Изменить размер шрифта - +
Даже Лось ничего не понял. Бедные дети, судьба сурово с ними обошлась… Его ничему не научил тот выпуск мучителей оконных стекол, хотя Дом перед их уходом пропитался влажным ужасом, и Ральф задыхался в его испарениях (еще тогда ему хотелось сбежать). Но он надеялся, что как только тех не станет, все изменится. Что с другими все будет иначе. И какое-то время, совсем недолго, так и было — следующие были еще слишком малы, чтобы всерьез бороться с реальностью. Но они быстро научились, в чем-то даже превзойдя своих предшественников. Ральф считал, что им дается слишком много воли, на что ему неизменно отвечали: «Больные дети!» От этих слов его передергивало не меньше, чем «больных детей». Ему оставалось ждать и наблюдать.

Пока они не достигли того возраста, когда полагалось уходить. Те, что были до них, попробовали остановить время по-своему: пять самоубийств, семь попыток. Эти поступили хуже. Уходя, они утянули за собой, как в воронку, все, что их окружало — в этот водоворот затянуло и Лося, считавшего их безобидными детьми. Быть может, он все-таки что-то понял, когда было уже слишком поздно.

Ральфу всегда хотелось знать, о чем Лось думал в те последние минуты. Если ему хватило времени подумать. Они смахнули его на бегу, как приставшую песчинку. Даже не заметили, что убили. Ничто не имело значения, когда наступил конец света. Никто не сумел бы остановить их или чем-то помочь; пересилить ужас, который они испытывали перед наружностью, было невозможно.

Если бы он остался жив после той ночи, то понял бы, что понимаю я. Для них не существует мира, куда их выбрасывают, когда им исполняется восемнадцать. Уходя, они уничтожают его и для других.

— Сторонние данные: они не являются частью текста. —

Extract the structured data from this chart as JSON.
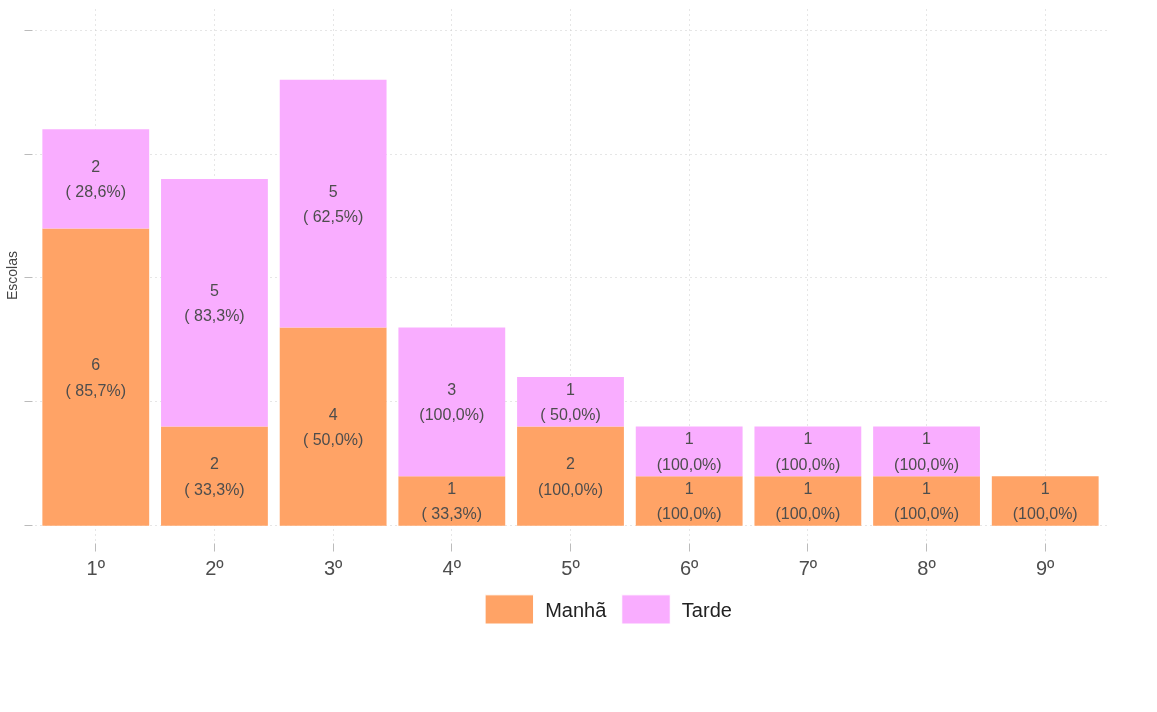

Тот выпуск оставил после себя кровавую дыру, ужаснувшую даже тех, кто не имел отношения к Дому. Руководство сменили, в Доме не осталось никого из прежних учителей, и ни одного воспитателя, кроме Ральфа. Он остался. Знакомство с новым директором, далеким от гуманизма, сыграло при этом решающую роль. Остальные — те, что еще не разбежались после июньских событий — поспешили уйти после встречи с директором. Но Ральф верил, что на этот раз все будет по-другому, что, когда придет время, он сумеет что-то изменить. У него было понимание ситуации и больше возможностей, чем когда-либо. Он стал единственным взрослым старожилом Дома, к его мнению прислушивались и никто слишком мягкосердечный не смел ему мешать.

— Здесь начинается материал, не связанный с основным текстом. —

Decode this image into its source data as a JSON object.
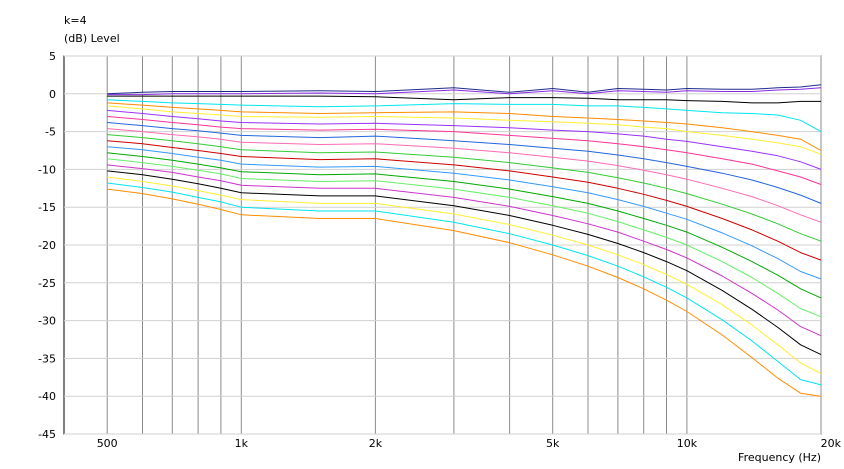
{
  "chart_data": {
    "type": "line",
    "title": "k=4",
    "ylabel": "(dB)  Level",
    "xlabel": "Frequency  (Hz)",
    "x_scale": "log",
    "xlim": [
      400,
      20000
    ],
    "ylim": [
      -45,
      5
    ],
    "grid": true,
    "y_ticks": [
      5,
      0,
      -5,
      -10,
      -15,
      -20,
      -25,
      -30,
      -35,
      -40,
      -45
    ],
    "x_ticks": [
      {
        "label": "500",
        "value": 500
      },
      {
        "label": "1k",
        "value": 1000
      },
      {
        "label": "2k",
        "value": 2000
      },
      {
        "label": "5k",
        "value": 5000
      },
      {
        "label": "10k",
        "value": 10000
      },
      {
        "label": "20k",
        "value": 20000
      }
    ],
    "x_gridlines": [
      500,
      600,
      700,
      800,
      900,
      1000,
      2000,
      3000,
      4000,
      5000,
      6000,
      7000,
      8000,
      9000,
      10000,
      20000
    ],
    "x": [
      500,
      600,
      700,
      800,
      900,
      1000,
      1500,
      2000,
      3000,
      4000,
      5000,
      6000,
      7000,
      8000,
      9000,
      10000,
      12000,
      14000,
      16000,
      18000,
      20000
    ],
    "series": [
      {
        "color": "#1f2a8c",
        "values": [
          0,
          0.2,
          0.3,
          0.3,
          0.3,
          0.3,
          0.4,
          0.3,
          0.8,
          0.2,
          0.7,
          0.2,
          0.7,
          0.6,
          0.5,
          0.7,
          0.6,
          0.6,
          0.8,
          0.9,
          1.2
        ]
      },
      {
        "color": "#8a2be2",
        "values": [
          -0.1,
          -0.1,
          0,
          0,
          0,
          0,
          0.1,
          0,
          0.5,
          0,
          0.4,
          0,
          0.4,
          0.3,
          0.2,
          0.4,
          0.3,
          0.3,
          0.5,
          0.6,
          0.8
        ]
      },
      {
        "color": "#000000",
        "values": [
          -0.3,
          -0.3,
          -0.3,
          -0.3,
          -0.3,
          -0.3,
          -0.3,
          -0.4,
          -0.8,
          -0.5,
          -0.5,
          -0.6,
          -0.8,
          -0.8,
          -0.8,
          -0.9,
          -1.0,
          -1.2,
          -1.2,
          -1.0,
          -1.0
        ]
      },
      {
        "color": "#00e5ee",
        "values": [
          -0.8,
          -1.0,
          -1.2,
          -1.3,
          -1.4,
          -1.5,
          -1.7,
          -1.6,
          -1.3,
          -1.4,
          -1.4,
          -1.6,
          -1.6,
          -1.8,
          -2.0,
          -2.2,
          -2.5,
          -2.6,
          -2.8,
          -3.5,
          -5.0
        ]
      },
      {
        "color": "#ff8c00",
        "values": [
          -1.2,
          -1.5,
          -1.8,
          -2.0,
          -2.2,
          -2.4,
          -2.6,
          -2.5,
          -2.4,
          -2.6,
          -3.0,
          -3.2,
          -3.4,
          -3.6,
          -3.8,
          -4.0,
          -4.5,
          -5.0,
          -5.5,
          -6.0,
          -7.5
        ]
      },
      {
        "color": "#ffee33",
        "values": [
          -1.6,
          -2.0,
          -2.4,
          -2.6,
          -2.8,
          -3.0,
          -3.1,
          -3.0,
          -3.2,
          -3.5,
          -3.7,
          -3.9,
          -4.1,
          -4.4,
          -4.6,
          -5.0,
          -5.5,
          -6.0,
          -6.5,
          -7.0,
          -8.0
        ]
      },
      {
        "color": "#9b30ff",
        "values": [
          -2.2,
          -2.6,
          -3.0,
          -3.3,
          -3.6,
          -3.8,
          -4.0,
          -3.9,
          -4.2,
          -4.5,
          -4.8,
          -5.0,
          -5.3,
          -5.6,
          -6.0,
          -6.3,
          -7.0,
          -7.6,
          -8.2,
          -9.0,
          -10.0
        ]
      },
      {
        "color": "#ff3399",
        "values": [
          -3.0,
          -3.4,
          -3.8,
          -4.1,
          -4.4,
          -4.6,
          -4.8,
          -4.7,
          -5.0,
          -5.5,
          -5.9,
          -6.2,
          -6.6,
          -7.0,
          -7.4,
          -7.8,
          -8.6,
          -9.3,
          -10.2,
          -11.0,
          -12.0
        ]
      },
      {
        "color": "#2266dd",
        "values": [
          -3.8,
          -4.2,
          -4.6,
          -4.9,
          -5.2,
          -5.5,
          -5.8,
          -5.6,
          -6.2,
          -6.7,
          -7.2,
          -7.6,
          -8.1,
          -8.6,
          -9.1,
          -9.6,
          -10.5,
          -11.4,
          -12.4,
          -13.4,
          -14.5
        ]
      },
      {
        "color": "#ff69b4",
        "values": [
          -4.6,
          -5.0,
          -5.4,
          -5.7,
          -6.0,
          -6.4,
          -6.7,
          -6.6,
          -7.2,
          -7.8,
          -8.4,
          -8.9,
          -9.5,
          -10.1,
          -10.7,
          -11.3,
          -12.5,
          -13.6,
          -14.8,
          -16.0,
          -17.0
        ]
      },
      {
        "color": "#33cc33",
        "values": [
          -5.4,
          -5.8,
          -6.2,
          -6.6,
          -7.0,
          -7.4,
          -7.8,
          -7.7,
          -8.4,
          -9.1,
          -9.8,
          -10.4,
          -11.1,
          -11.8,
          -12.5,
          -13.2,
          -14.6,
          -15.9,
          -17.2,
          -18.5,
          -19.5
        ]
      },
      {
        "color": "#cc0000",
        "values": [
          -6.2,
          -6.6,
          -7.1,
          -7.5,
          -7.9,
          -8.3,
          -8.7,
          -8.6,
          -9.4,
          -10.2,
          -11.0,
          -11.7,
          -12.5,
          -13.3,
          -14.1,
          -14.9,
          -16.5,
          -18.0,
          -19.5,
          -21.0,
          -22.0
        ]
      },
      {
        "color": "#3399ff",
        "values": [
          -7.0,
          -7.4,
          -7.9,
          -8.4,
          -8.8,
          -9.3,
          -9.7,
          -9.6,
          -10.5,
          -11.4,
          -12.3,
          -13.1,
          -14.0,
          -14.9,
          -15.8,
          -16.6,
          -18.4,
          -20.1,
          -21.8,
          -23.5,
          -24.5
        ]
      },
      {
        "color": "#00aa00",
        "values": [
          -7.8,
          -8.3,
          -8.8,
          -9.3,
          -9.8,
          -10.3,
          -10.7,
          -10.6,
          -11.6,
          -12.6,
          -13.6,
          -14.5,
          -15.5,
          -16.5,
          -17.4,
          -18.3,
          -20.3,
          -22.2,
          -24.0,
          -25.8,
          -27.0
        ]
      },
      {
        "color": "#66ee66",
        "values": [
          -8.6,
          -9.1,
          -9.6,
          -10.1,
          -10.6,
          -11.2,
          -11.6,
          -11.5,
          -12.6,
          -13.7,
          -14.8,
          -15.8,
          -16.9,
          -18.0,
          -19.0,
          -20.0,
          -22.2,
          -24.3,
          -26.4,
          -28.4,
          -29.5
        ]
      },
      {
        "color": "#cc33cc",
        "values": [
          -9.4,
          -9.9,
          -10.4,
          -11.0,
          -11.5,
          -12.1,
          -12.5,
          -12.5,
          -13.7,
          -14.9,
          -16.1,
          -17.2,
          -18.3,
          -19.5,
          -20.6,
          -21.7,
          -24.1,
          -26.4,
          -28.6,
          -30.8,
          -32.0
        ]
      },
      {
        "color": "#000000",
        "values": [
          -10.2,
          -10.7,
          -11.3,
          -11.9,
          -12.5,
          -13.1,
          -13.5,
          -13.5,
          -14.8,
          -16.1,
          -17.4,
          -18.6,
          -19.8,
          -21.0,
          -22.2,
          -23.4,
          -26.0,
          -28.5,
          -30.9,
          -33.2,
          -34.5
        ]
      },
      {
        "color": "#ffee33",
        "values": [
          -11.0,
          -11.6,
          -12.2,
          -12.8,
          -13.4,
          -14.0,
          -14.5,
          -14.5,
          -15.9,
          -17.3,
          -18.7,
          -20.0,
          -21.3,
          -22.6,
          -23.9,
          -25.2,
          -27.9,
          -30.6,
          -33.2,
          -35.6,
          -37.0
        ]
      },
      {
        "color": "#00e5ee",
        "values": [
          -11.8,
          -12.4,
          -13.0,
          -13.7,
          -14.3,
          -15.0,
          -15.5,
          -15.5,
          -17.0,
          -18.5,
          -20.0,
          -21.4,
          -22.8,
          -24.2,
          -25.6,
          -27.0,
          -29.9,
          -32.7,
          -35.4,
          -37.8,
          -38.5
        ]
      },
      {
        "color": "#ff8c00",
        "values": [
          -12.6,
          -13.2,
          -13.9,
          -14.6,
          -15.3,
          -16.0,
          -16.5,
          -16.5,
          -18.1,
          -19.7,
          -21.3,
          -22.8,
          -24.3,
          -25.8,
          -27.3,
          -28.8,
          -31.9,
          -34.9,
          -37.6,
          -39.6,
          -40.0
        ]
      }
    ]
  }
}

Ральф следил за ними с самого начала. Видел, как они менялись. Замечал перемены даже раньше, чем они наступали. Он взял на себя третью и четвертую — самых странных и опасных — хотя так думать о них тогда было просто смешно. Долгое время ничего не происходило. Но однажды случилось то, чего он опасался: что-то стронулось с места в их комнатах, чем-то они стали отличаться от других. И комнаты, и их обитатели. Посторонний бы ничего не заметил. Такое нужно было чувствовать кожей или вдыхать с воздухом. Нередко он неделями не мог войти к ним по-настоящему — войти в то место, которое они создали сами, изменив реальность. Со временем у него получалось все лучше, а может, это они становились сильнее. Вскоре он, к своему ужасу, обнаружил, что в зону их невидимого мира начали проникать и другие люди. Что могло означать только одно. Их Дом существовал на самом деле. Или почти существовал.

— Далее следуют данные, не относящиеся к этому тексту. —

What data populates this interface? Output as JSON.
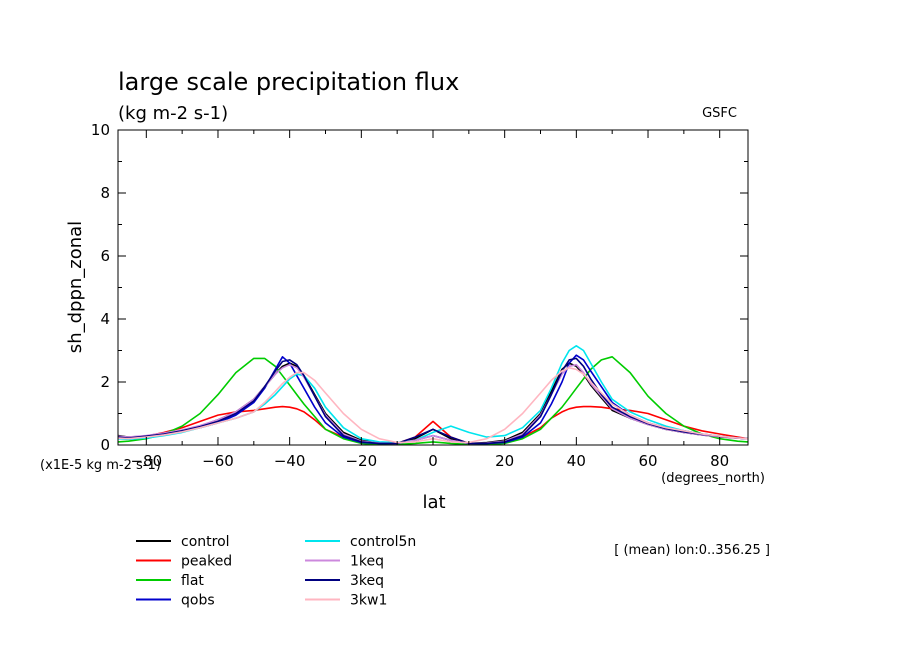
{
  "chart_data": {
    "type": "line",
    "title": "large scale precipitation flux",
    "subtitle": "(kg m-2 s-1)",
    "source_label": "GSFC",
    "ylabel": "sh_dppn_zonal",
    "xlabel": "lat",
    "y_unit_label": "(x1E-5 kg m-2 s-1)",
    "x_unit_label": "(degrees_north)",
    "averaging_note": "[ (mean) lon:0..356.25 ]",
    "xlim": [
      -87.9,
      87.9
    ],
    "ylim": [
      0,
      10
    ],
    "x_ticks": [
      -80,
      -60,
      -40,
      -20,
      0,
      20,
      40,
      60,
      80
    ],
    "y_ticks": [
      0,
      2,
      4,
      6,
      8,
      10
    ],
    "x_tick_labels": [
      "−80",
      "−60",
      "−40",
      "−20",
      "0",
      "20",
      "40",
      "60",
      "80"
    ],
    "y_tick_labels": [
      "0",
      "2",
      "4",
      "6",
      "8",
      "10"
    ],
    "grid": false,
    "legend_position": "bottom-left, two columns",
    "x": [
      -87.9,
      -85,
      -80,
      -75,
      -70,
      -65,
      -60,
      -55,
      -50,
      -47,
      -44,
      -42,
      -40,
      -38,
      -36,
      -33,
      -30,
      -25,
      -20,
      -15,
      -10,
      -5,
      0,
      5,
      10,
      15,
      20,
      25,
      30,
      33,
      36,
      38,
      40,
      42,
      44,
      47,
      50,
      55,
      60,
      65,
      70,
      75,
      80,
      85,
      87.9
    ],
    "series": [
      {
        "name": "control",
        "color": "#000000",
        "values": [
          0.3,
          0.25,
          0.28,
          0.35,
          0.45,
          0.6,
          0.8,
          1.05,
          1.45,
          1.85,
          2.25,
          2.5,
          2.6,
          2.5,
          2.2,
          1.6,
          1.0,
          0.4,
          0.15,
          0.08,
          0.05,
          0.2,
          0.5,
          0.2,
          0.05,
          0.08,
          0.15,
          0.4,
          1.0,
          1.7,
          2.4,
          2.6,
          2.5,
          2.25,
          1.9,
          1.5,
          1.1,
          0.85,
          0.65,
          0.5,
          0.4,
          0.32,
          0.26,
          0.22,
          0.2
        ]
      },
      {
        "name": "peaked",
        "color": "#ff0000",
        "values": [
          0.25,
          0.2,
          0.28,
          0.4,
          0.55,
          0.75,
          0.95,
          1.05,
          1.1,
          1.15,
          1.2,
          1.22,
          1.2,
          1.15,
          1.05,
          0.8,
          0.5,
          0.25,
          0.1,
          0.05,
          0.05,
          0.25,
          0.75,
          0.25,
          0.05,
          0.05,
          0.1,
          0.25,
          0.55,
          0.85,
          1.05,
          1.15,
          1.2,
          1.22,
          1.22,
          1.2,
          1.15,
          1.1,
          1.0,
          0.8,
          0.6,
          0.45,
          0.35,
          0.25,
          0.2
        ]
      },
      {
        "name": "flat",
        "color": "#00cc00",
        "values": [
          0.1,
          0.12,
          0.2,
          0.35,
          0.6,
          1.0,
          1.6,
          2.3,
          2.75,
          2.75,
          2.5,
          2.2,
          1.9,
          1.6,
          1.3,
          0.9,
          0.5,
          0.2,
          0.05,
          0.02,
          0.02,
          0.05,
          0.1,
          0.05,
          0.02,
          0.02,
          0.05,
          0.2,
          0.5,
          0.85,
          1.2,
          1.5,
          1.8,
          2.1,
          2.4,
          2.7,
          2.8,
          2.3,
          1.55,
          1.0,
          0.6,
          0.35,
          0.2,
          0.12,
          0.1
        ]
      },
      {
        "name": "qobs",
        "color": "#0000cc",
        "values": [
          0.2,
          0.22,
          0.28,
          0.35,
          0.45,
          0.55,
          0.7,
          0.95,
          1.35,
          1.8,
          2.4,
          2.8,
          2.6,
          2.2,
          1.8,
          1.2,
          0.7,
          0.25,
          0.08,
          0.05,
          0.05,
          0.15,
          0.3,
          0.15,
          0.05,
          0.05,
          0.08,
          0.25,
          0.7,
          1.3,
          2.0,
          2.6,
          2.85,
          2.7,
          2.35,
          1.85,
          1.35,
          0.95,
          0.7,
          0.55,
          0.45,
          0.35,
          0.28,
          0.22,
          0.2
        ]
      },
      {
        "name": "control5n",
        "color": "#00e5ee",
        "values": [
          0.2,
          0.18,
          0.22,
          0.3,
          0.4,
          0.55,
          0.7,
          0.85,
          1.05,
          1.3,
          1.6,
          1.85,
          2.1,
          2.25,
          2.2,
          1.8,
          1.2,
          0.55,
          0.2,
          0.1,
          0.08,
          0.15,
          0.4,
          0.6,
          0.4,
          0.25,
          0.3,
          0.55,
          1.1,
          1.8,
          2.6,
          3.0,
          3.15,
          3.0,
          2.6,
          2.0,
          1.45,
          1.05,
          0.8,
          0.6,
          0.45,
          0.35,
          0.28,
          0.22,
          0.2
        ]
      },
      {
        "name": "1keq",
        "color": "#cc88dd",
        "values": [
          0.28,
          0.25,
          0.3,
          0.38,
          0.48,
          0.62,
          0.8,
          1.05,
          1.45,
          1.85,
          2.25,
          2.45,
          2.55,
          2.45,
          2.15,
          1.55,
          0.95,
          0.35,
          0.12,
          0.06,
          0.05,
          0.15,
          0.3,
          0.15,
          0.05,
          0.06,
          0.12,
          0.35,
          0.95,
          1.6,
          2.25,
          2.5,
          2.55,
          2.3,
          1.95,
          1.55,
          1.15,
          0.85,
          0.65,
          0.5,
          0.4,
          0.32,
          0.26,
          0.22,
          0.2
        ]
      },
      {
        "name": "3keq",
        "color": "#000080",
        "values": [
          0.25,
          0.22,
          0.28,
          0.35,
          0.45,
          0.58,
          0.75,
          1.0,
          1.4,
          1.85,
          2.35,
          2.65,
          2.7,
          2.55,
          2.2,
          1.55,
          0.9,
          0.3,
          0.1,
          0.05,
          0.05,
          0.25,
          0.5,
          0.25,
          0.05,
          0.05,
          0.1,
          0.3,
          0.9,
          1.6,
          2.35,
          2.7,
          2.75,
          2.5,
          2.1,
          1.6,
          1.2,
          0.9,
          0.68,
          0.52,
          0.42,
          0.34,
          0.27,
          0.22,
          0.2
        ]
      },
      {
        "name": "3kw1",
        "color": "#ffb6c1",
        "values": [
          0.22,
          0.2,
          0.25,
          0.32,
          0.42,
          0.55,
          0.7,
          0.85,
          1.05,
          1.35,
          1.7,
          1.95,
          2.15,
          2.3,
          2.3,
          2.05,
          1.65,
          1.0,
          0.5,
          0.2,
          0.08,
          0.1,
          0.2,
          0.1,
          0.08,
          0.2,
          0.5,
          1.0,
          1.65,
          2.05,
          2.35,
          2.45,
          2.4,
          2.25,
          2.0,
          1.65,
          1.3,
          0.95,
          0.7,
          0.55,
          0.45,
          0.35,
          0.28,
          0.22,
          0.2
        ]
      }
    ]
  }
}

Тогда он сбежал. Сбежал, уже понимая, что вернется досмотреть до конца, узнать, чем все закончится. Чем все это кончится у них? Теперь Ральф сознавал: что бы ни случилось, он ничему не сможет помешать. Ему просто нужно было знать. Потому что пока он учился у тех, прежних, эти тоже учились, и учились намного быстрее. Им не потребовалось бы закрашивать стекла. Им достаточно было бы убедить себя, что окон не существует. И окна, вполне возможно, перестали бы существовать.

На Перекрестке блестело боками расчехленное пианино. Ральф наступил на ленту, красной змейкой свернувшуюся под ногами. Теперь он шел по центру коридора — все еще его тропа… Со стены навстречу прыгнула буква «Р».